How financial education can help you improve your employees’ productivity

Although many employers consider their employees’ finances to be none of their business, this delicate topic actually has the potential to directly affect their businesses.

Employees who are stressed about their financial situation often let their concerns affect their job performance. As a result, productivity — and the company’s bottom line — suffers.

However, there are several ways employers can help their employees with their financial issues without doing anything as drastic as taking a peek at their bank statements.

“Financial education has the potential to change people’s financial behaviors and, consequently, their job productivity,” says Rose Gantner, Ed.D., NCC, senior director of health promotion at UPMC Health Plan.

Smart Business learned more from Dr. Gantner about how employers can eliminate financial distress in the workplace.

What should employers know about the issue of financial education for their employees?

A majority of U.S. employees get most of their financial and health products from their employers and look to their employers for guidance. The average American lacks a basic understanding of money and the principles of fiscal responsibility. Add the current uncertainty of recent economic times and there is a good possibility that employees are more concerned about their financial futures than ever before — and they are bringing those concerns to work.

Research shows that about 15 percent of employees in the U.S. are so stressed about their poor financial behaviors that their job productivity is negatively impacted. Persons dealing with personal financial issues can waste from 12 to 20 hours per week on the matter, according to GuideSpark, a company that specializes in corporate financial education.

How does an employee’s involvement in financial matters affect productivity?

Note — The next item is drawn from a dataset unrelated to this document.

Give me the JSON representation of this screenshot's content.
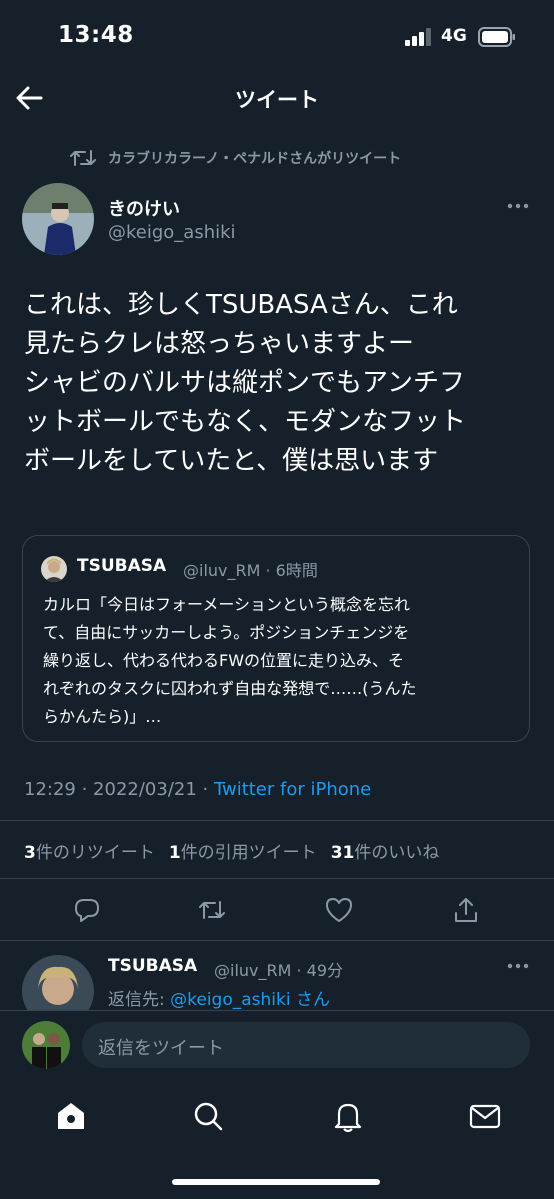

Worry over money can cause inattention at work. The Centre for Financial Social Work has said that ‘money issues are the greatest stressor in people’s lives.’ Studies have shown that employees who are feeling positive about their finances are also the most productive. Not being able to pay the bills can weigh very heavily on an employee and can create work-related problems such as absenteeism and presenteeism. Employees struggling with financial concerns tend to have higher turnover rates, added health care costs, and more exposure to liability and lower productivity than do other employees, according to the Personal Finance Employee Education Foundation (PFEEF).